At the end of the book of Deuteronomy, Moses and the Israelites are nearing the goal of their long journey up out of slavery in Egypt. They are on the brink of the promised land. And then God says to Moses: “Your time to die is near… Soon you will lay down with your ancestors.”
No one panics. Instead, plans are put into place. Joshua is commissioned to succeed Moses in leading the people. Moses finishes the work of recording God’s law. When everything has been completed, God sends Moses up onto Mount Nebo, where he can see the promised land of Canaan. It is on this mountain, God tells him, that he will die and be gathered to his kin.
When Moses goes up to die on Mount Nebo, he is one hundred and twenty years old. Our scriptures say that his sight is unimpaired and his vigor has not abated. The Israelites weep for Moses for thirty days; then they continue on their journey.

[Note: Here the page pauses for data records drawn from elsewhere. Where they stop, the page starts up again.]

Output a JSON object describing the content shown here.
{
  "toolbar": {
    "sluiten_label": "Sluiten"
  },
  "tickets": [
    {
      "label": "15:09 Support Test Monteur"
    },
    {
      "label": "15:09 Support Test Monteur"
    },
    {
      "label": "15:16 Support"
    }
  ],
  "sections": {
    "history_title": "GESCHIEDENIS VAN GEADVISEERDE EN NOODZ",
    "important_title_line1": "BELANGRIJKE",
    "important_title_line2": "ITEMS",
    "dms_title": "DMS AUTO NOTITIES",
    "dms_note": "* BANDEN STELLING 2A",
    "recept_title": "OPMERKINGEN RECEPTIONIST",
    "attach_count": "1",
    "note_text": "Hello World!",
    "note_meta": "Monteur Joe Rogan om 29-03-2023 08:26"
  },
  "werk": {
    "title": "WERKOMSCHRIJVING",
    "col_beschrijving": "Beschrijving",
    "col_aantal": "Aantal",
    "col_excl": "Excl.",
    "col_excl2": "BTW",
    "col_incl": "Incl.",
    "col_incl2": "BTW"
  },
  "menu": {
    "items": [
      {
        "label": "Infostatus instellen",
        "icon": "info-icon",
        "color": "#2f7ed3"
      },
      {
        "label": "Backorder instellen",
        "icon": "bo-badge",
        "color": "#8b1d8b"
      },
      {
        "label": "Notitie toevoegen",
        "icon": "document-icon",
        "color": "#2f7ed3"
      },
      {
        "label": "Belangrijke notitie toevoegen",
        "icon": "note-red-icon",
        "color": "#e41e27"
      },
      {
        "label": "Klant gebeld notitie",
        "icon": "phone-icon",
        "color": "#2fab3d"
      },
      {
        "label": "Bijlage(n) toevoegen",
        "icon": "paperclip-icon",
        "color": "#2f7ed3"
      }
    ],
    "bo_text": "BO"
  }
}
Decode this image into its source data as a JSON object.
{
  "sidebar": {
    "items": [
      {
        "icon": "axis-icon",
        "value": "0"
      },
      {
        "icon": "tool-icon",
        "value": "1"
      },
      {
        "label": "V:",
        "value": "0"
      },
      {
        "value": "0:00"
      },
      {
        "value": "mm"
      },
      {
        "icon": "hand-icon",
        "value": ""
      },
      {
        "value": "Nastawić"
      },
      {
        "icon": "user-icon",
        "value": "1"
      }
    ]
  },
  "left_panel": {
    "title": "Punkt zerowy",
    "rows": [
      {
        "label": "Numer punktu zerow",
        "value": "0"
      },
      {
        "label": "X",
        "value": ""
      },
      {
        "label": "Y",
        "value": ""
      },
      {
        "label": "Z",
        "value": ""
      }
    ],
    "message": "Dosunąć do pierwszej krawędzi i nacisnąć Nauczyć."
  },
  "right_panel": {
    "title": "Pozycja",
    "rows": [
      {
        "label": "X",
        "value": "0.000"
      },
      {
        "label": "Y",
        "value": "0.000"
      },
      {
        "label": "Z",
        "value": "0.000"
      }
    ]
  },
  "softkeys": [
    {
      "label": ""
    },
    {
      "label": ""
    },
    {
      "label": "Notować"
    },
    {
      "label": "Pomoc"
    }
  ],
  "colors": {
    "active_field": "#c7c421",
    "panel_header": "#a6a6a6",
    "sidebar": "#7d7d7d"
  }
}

We could feel sorry for Moses. After all, his life’s goal is not realized. After forty years of leading his people through the wilderness, he never gets to feel the promised land under his feet. But Moses has a good life, and a good death.
A good life, and a good death. Moses is rescued as a baby from the threat of Pharoah. He is chosen to lead his people on a freedom quest. He sees God face to face. Moses lives for 120 years with great eyesight and full vigor. And then — God tells him when it is time to die, and where and how to do it. There is time to prepare, and then, quickly, it is all over. His people have the opportunity to grieve, and they move on with their lives, treasuring his memory.
Notice what is missing from this story. No one seems surprised or outraged that Moses’ time has come. There’s no hand wringing over the best thing to do for him. There’s no long decline, no doctor’s visits, no doctor’s bills. There aren’t any 911 calls, hospital stays, or nursing homes. Moses has a good life, and a good death. I don’t feel sorry for him.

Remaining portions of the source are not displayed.